Interpretive Summary: Over 20 percent of the U.S> land area and approximately 50 percent of the world’s arable lands are acidic (pH - 5). On these acid soils, aluminum (Al) toxicity is the primary factor limiting crop production. There is considerable interest and research efforts in identifying genes that provide tolerance to Al toxicity. One of the major physiological mechanisms for crop plants to cope with Al stress involves the efflux of organic acids (OA) from roots. In this study, we found that the region that controls gene expression, the promoter, plays a key role in Al tolerance. Using a gene technique, we found that the expression of the gene associated with citrate a particular OA efflux conferred the highest level of Al tolerance at the lowest carbon cost. Our results indicate that in biotechnological approaches may be used to improve Al-tolerance of crops.
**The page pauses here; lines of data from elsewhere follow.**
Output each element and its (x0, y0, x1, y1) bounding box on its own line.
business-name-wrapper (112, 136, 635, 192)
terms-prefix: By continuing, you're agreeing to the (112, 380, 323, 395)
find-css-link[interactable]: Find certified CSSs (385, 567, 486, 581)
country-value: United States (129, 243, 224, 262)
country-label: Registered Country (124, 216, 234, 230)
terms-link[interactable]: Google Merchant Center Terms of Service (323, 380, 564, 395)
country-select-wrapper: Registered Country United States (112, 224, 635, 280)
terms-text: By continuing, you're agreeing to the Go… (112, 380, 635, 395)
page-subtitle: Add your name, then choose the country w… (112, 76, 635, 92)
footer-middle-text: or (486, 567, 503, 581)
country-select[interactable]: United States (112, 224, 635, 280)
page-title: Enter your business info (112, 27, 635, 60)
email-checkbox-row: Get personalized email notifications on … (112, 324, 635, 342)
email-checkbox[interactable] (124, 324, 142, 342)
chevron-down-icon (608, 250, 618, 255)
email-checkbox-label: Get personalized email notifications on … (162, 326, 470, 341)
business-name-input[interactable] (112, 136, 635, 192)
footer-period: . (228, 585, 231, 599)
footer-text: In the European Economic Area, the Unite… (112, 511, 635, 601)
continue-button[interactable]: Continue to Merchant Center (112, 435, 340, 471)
In Arabidopsis, aluminum (Al)-activated AtALMT1-mediated root malate exudation plays a major role in Al tolerance, while Al-activated AtMATE-mediated citrate exudation plays a much smaller role. In this study, we demonstrate that the levels of Al-activated root organic acid exudation are closely correlated with the transcriptional levels of the organic acid transporter genes, AtALMT1 and AtMATE. We found here that the AtALMT1 promoter is stronger than the AtMATE promoter. From this result, in conjunction with the fact that citrate is a much more effective Al chelator than malate, we adopted a promoter swap strategy to test if the expression of the AtMATE gene driven by the strong AtALMT1 promoter will result in increased Al tolerance in Arabidopsis. Our results indicated that the AtALMT1:AtMATE promoter swap not only increased Al tolerance of the transgenic plants, but also enhanced carbon usage efficiency for Al tolerance.